The organizers work closely with the Cowtown Brush-up, in which volunteers paint houses for people needing assistance.  The Fort Worth Housing Department screens the applicants for the painting service, and those people are qualified for heater and air conditioning maintenance.  Arlinton residents are screened through the chapter’s Community Services Foundation.

The volunteers include contractors, technicians and support staff.  Those wanting to help do not have to be specialists; volunteers are also needed to talk with the homeowners while the workers perform services.  The contractors service between one and three homes each, use their own trucks and donate up to $100 worth of parts.  This year the goal in North Texas is to service 200 homes.

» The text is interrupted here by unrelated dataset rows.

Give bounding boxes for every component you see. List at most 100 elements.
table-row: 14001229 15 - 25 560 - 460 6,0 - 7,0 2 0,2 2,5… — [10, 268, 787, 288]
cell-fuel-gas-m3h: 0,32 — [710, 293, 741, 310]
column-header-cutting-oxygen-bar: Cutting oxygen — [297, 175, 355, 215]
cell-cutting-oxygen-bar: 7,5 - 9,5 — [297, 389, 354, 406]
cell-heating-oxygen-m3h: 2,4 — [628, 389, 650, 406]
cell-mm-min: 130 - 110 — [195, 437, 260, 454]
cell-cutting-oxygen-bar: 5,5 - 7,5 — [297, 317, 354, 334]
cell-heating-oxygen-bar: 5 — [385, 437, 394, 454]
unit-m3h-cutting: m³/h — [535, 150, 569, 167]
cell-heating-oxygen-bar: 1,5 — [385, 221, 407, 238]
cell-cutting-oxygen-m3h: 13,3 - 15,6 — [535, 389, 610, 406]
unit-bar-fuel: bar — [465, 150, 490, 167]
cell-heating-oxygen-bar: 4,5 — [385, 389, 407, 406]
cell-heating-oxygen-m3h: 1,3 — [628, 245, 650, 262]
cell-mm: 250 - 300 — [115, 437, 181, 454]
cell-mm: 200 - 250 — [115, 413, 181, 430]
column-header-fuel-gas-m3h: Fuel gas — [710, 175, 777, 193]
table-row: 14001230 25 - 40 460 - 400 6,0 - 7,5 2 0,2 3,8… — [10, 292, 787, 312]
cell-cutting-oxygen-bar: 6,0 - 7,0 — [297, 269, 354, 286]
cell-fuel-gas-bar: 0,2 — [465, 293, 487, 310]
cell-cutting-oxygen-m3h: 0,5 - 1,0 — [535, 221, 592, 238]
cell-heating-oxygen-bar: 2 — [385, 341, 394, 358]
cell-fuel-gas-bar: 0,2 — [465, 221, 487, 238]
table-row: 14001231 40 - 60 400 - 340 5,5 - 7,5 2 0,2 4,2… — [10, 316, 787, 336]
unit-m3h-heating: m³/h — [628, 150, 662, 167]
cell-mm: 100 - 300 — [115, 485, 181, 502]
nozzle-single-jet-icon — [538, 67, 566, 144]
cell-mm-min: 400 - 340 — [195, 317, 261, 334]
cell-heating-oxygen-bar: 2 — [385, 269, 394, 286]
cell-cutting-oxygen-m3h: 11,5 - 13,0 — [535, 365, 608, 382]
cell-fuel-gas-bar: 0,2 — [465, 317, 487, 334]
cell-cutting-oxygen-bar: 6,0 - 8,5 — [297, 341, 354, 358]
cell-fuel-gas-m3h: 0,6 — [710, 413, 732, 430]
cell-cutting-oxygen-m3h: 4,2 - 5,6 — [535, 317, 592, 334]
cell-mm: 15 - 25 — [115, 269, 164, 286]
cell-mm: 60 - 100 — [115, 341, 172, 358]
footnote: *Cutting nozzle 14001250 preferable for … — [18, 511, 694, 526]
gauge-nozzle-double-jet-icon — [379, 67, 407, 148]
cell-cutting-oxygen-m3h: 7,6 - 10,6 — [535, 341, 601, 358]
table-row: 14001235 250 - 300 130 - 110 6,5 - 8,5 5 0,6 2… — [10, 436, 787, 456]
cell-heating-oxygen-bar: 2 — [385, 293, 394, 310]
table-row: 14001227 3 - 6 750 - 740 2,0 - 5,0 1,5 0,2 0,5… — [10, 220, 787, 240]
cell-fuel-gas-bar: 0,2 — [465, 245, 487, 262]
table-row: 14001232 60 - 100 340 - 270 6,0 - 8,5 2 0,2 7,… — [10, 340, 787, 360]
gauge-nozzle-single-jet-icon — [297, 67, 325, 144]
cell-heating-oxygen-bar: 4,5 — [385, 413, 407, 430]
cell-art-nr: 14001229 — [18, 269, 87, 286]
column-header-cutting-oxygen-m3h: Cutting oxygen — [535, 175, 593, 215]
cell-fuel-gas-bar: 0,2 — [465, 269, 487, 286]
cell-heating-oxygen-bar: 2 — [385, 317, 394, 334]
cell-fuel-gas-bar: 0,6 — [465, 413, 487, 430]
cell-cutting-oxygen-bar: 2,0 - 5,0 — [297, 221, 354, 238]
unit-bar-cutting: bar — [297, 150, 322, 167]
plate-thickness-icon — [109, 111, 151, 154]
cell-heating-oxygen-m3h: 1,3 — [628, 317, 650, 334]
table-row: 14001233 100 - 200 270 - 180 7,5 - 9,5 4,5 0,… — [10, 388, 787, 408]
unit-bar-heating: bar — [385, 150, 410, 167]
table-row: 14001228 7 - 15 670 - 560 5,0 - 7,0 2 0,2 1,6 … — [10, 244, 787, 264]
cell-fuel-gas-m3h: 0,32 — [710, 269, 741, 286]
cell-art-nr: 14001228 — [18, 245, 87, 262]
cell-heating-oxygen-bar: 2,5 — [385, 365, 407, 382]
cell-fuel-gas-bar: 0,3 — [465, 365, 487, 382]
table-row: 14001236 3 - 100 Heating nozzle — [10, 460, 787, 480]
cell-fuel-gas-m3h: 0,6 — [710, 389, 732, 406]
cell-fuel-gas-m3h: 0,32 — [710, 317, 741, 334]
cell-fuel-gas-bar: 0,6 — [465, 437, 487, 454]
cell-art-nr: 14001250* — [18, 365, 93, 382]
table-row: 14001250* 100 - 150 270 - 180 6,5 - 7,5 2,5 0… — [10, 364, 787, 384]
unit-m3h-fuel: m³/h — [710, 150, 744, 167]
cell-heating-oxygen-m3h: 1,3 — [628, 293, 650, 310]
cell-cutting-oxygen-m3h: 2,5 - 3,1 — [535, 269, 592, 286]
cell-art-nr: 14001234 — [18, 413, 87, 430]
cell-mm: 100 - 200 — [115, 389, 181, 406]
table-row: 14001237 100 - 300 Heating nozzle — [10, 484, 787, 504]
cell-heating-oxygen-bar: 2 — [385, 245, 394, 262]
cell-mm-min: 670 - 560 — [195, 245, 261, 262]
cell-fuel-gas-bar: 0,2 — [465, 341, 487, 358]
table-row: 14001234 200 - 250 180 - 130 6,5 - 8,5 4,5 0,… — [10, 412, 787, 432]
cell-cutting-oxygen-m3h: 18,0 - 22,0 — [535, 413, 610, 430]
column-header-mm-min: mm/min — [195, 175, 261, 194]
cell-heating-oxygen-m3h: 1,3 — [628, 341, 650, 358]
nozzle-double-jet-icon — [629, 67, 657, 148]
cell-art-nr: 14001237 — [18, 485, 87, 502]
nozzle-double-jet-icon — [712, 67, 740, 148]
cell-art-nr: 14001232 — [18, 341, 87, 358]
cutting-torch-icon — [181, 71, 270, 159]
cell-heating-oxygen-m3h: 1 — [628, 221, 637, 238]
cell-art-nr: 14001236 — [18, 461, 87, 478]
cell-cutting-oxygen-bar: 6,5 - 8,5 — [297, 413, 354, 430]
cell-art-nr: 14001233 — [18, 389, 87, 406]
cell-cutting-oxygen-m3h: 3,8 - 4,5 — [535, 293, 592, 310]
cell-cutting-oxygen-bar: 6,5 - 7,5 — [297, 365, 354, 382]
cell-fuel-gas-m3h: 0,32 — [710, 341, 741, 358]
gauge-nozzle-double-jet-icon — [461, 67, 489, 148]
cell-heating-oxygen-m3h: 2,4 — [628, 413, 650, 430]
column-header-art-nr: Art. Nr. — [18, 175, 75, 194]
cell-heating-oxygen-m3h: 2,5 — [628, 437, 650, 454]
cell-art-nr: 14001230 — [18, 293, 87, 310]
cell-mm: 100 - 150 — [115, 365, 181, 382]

In 199, a group of contractors formed the Community Services Foundation, a separate charitable foundation set up to raise funds from corporations and other contributors to expand the trade association’s participation in such services as donating and installing heating and air conditioning systems for 21 homes built by Habitat for Humanity.

Joseph Fitzgerald, Executive Director of the foundation, said the foundation supplies the equipment and the trade association provides free labor for the community services.

Pruitt said that many times when the contractors visit homes they see other needs and do whatever they can to help.

“One year some of the contractors were so moved by what they saw in the home they went back and brought the family a Christmas tree and presents,” Pruitt said.  “I’ll never forget the father calling me to thank us and crying.”